Custom Communication and Targeting
Traditional systems and methods have targeted the existing clinical systems and communications which, while suited to some, fail to adapt to the changing world of technology and the fact that people no longer go online – they live online. This doesn’t just apply to patients and their families; it’s increasingly true for clinicians. It can be as simple as a text based reminder for medication, timed to coincide with the patients personal schedule and preferences or as complex as an automated avatar with augmented intelligence that engages with the patient to assess their status and determine the need for additional intervention or personal follow up by the care team.

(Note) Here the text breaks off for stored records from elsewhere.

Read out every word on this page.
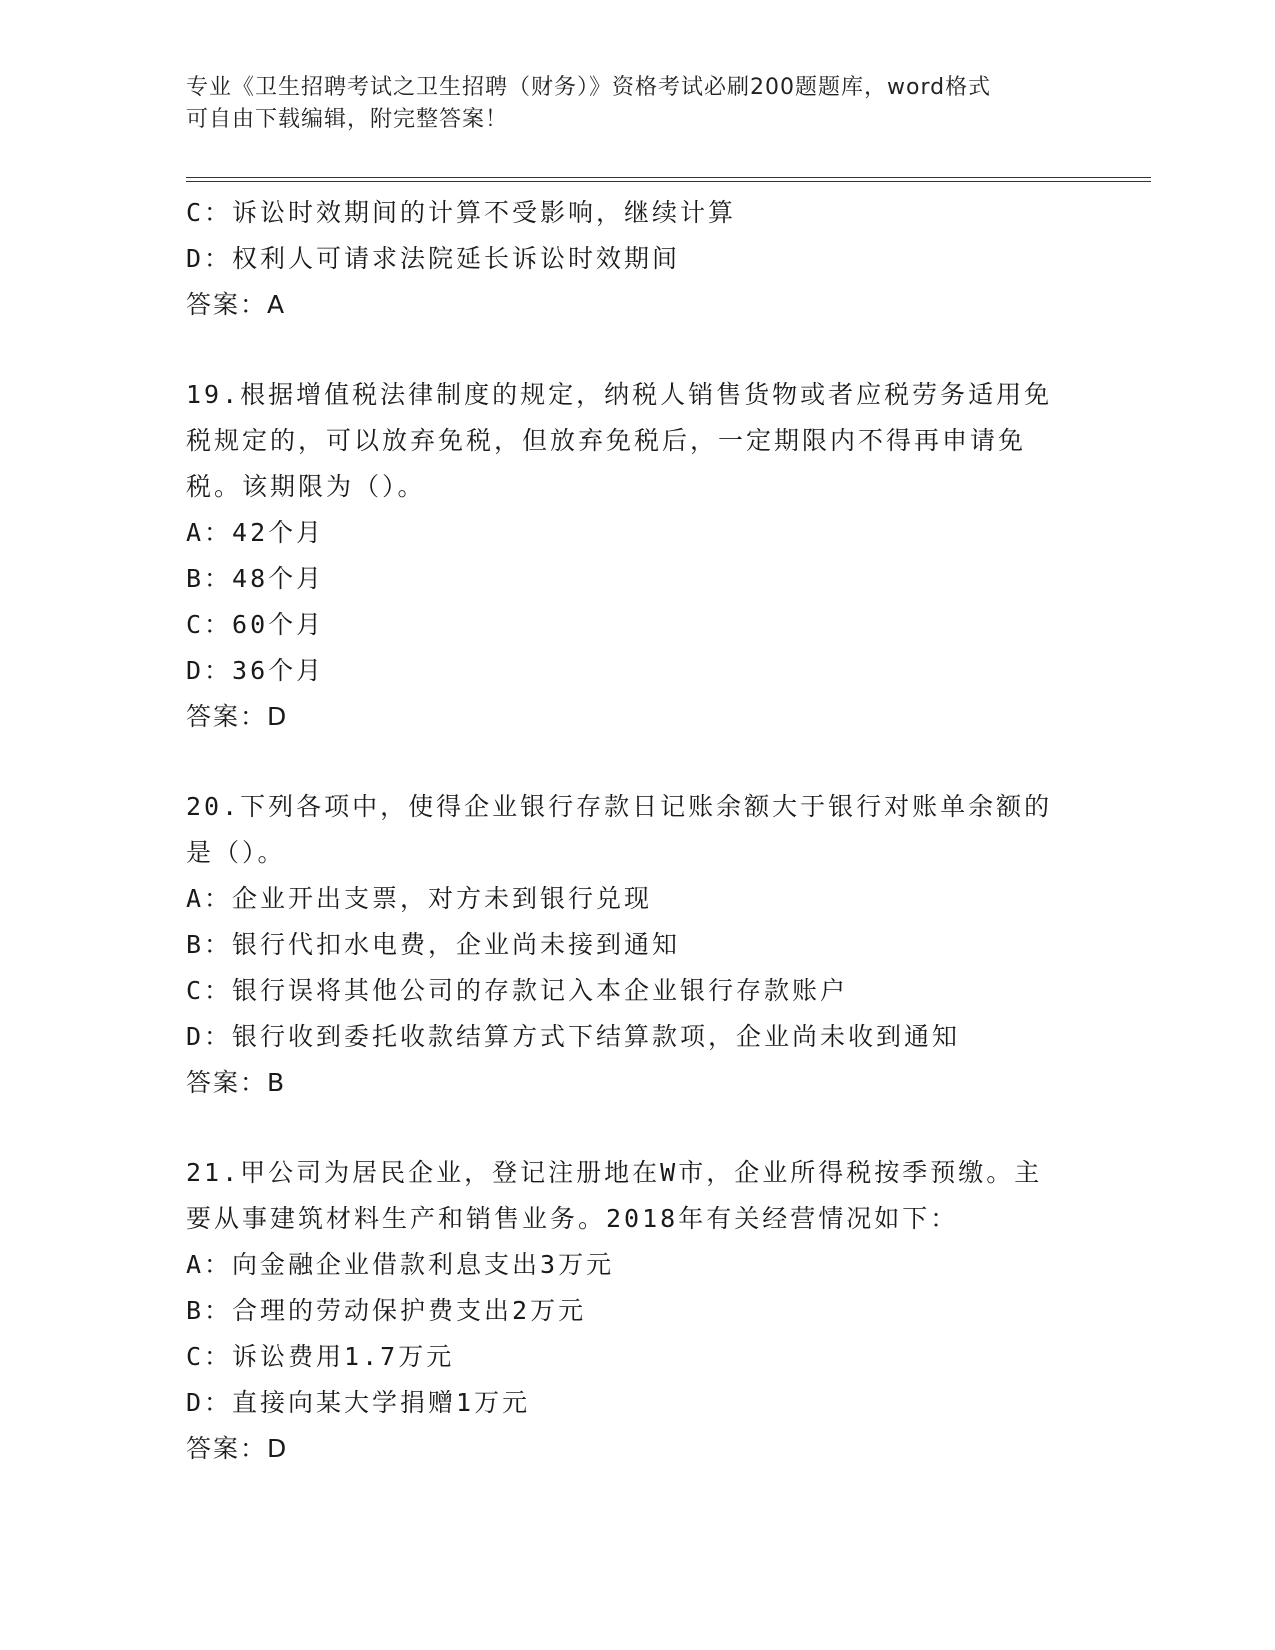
专业《卫生招聘考试之卫生招聘（财务）》资格考试必刷200题题库，word格式
可自由下载编辑，附完整答案！
C：诉讼时效期间的计算不受影响，继续计算
D：权利人可请求法院延长诉讼时效期间
答案：A
19.根据增值税法律制度的规定，纳税人销售货物或者应税劳务适用免
税规定的，可以放弃免税，但放弃免税后，一定期限内不得再申请免
税。该期限为（）。
A：42个月
B：48个月
C：60个月
D：36个月
答案：D
20.下列各项中，使得企业银行存款日记账余额大于银行对账单余额的
是（）。
A：企业开出支票，对方未到银行兑现
B：银行代扣水电费，企业尚未接到通知
C：银行误将其他公司的存款记入本企业银行存款账户
D：银行收到委托收款结算方式下结算款项，企业尚未收到通知
答案：B
21.甲公司为居民企业，登记注册地在W市，企业所得税按季预缴。主
要从事建筑材料生产和销售业务。2018年有关经营情况如下：
A：向金融企业借款利息支出3万元
B：合理的劳动保护费支出2万元
C：诉讼费用1.7万元
D：直接向某大学捐赠1万元
答案：D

Each year HealthIT week raises awareness of technology in healthcare, bringing together innovators and key healthcare leaders who are diligently working together to make the best use of information technology to improve the healthcare systems and ultimately our each and everyone’s individual health. This past year we lost one of the titans whose personal journey of uncoordinated care she shared in her attempt to correct the system – Jess Jacobs (#UnicornJess). It might be too late for Jess but let this be the year we move past the individual approach in healthcare driven by underlying economics and focus on the team sport of population health and democratize access to the best possible care and outcomes to the widest swathe of people…worldwide.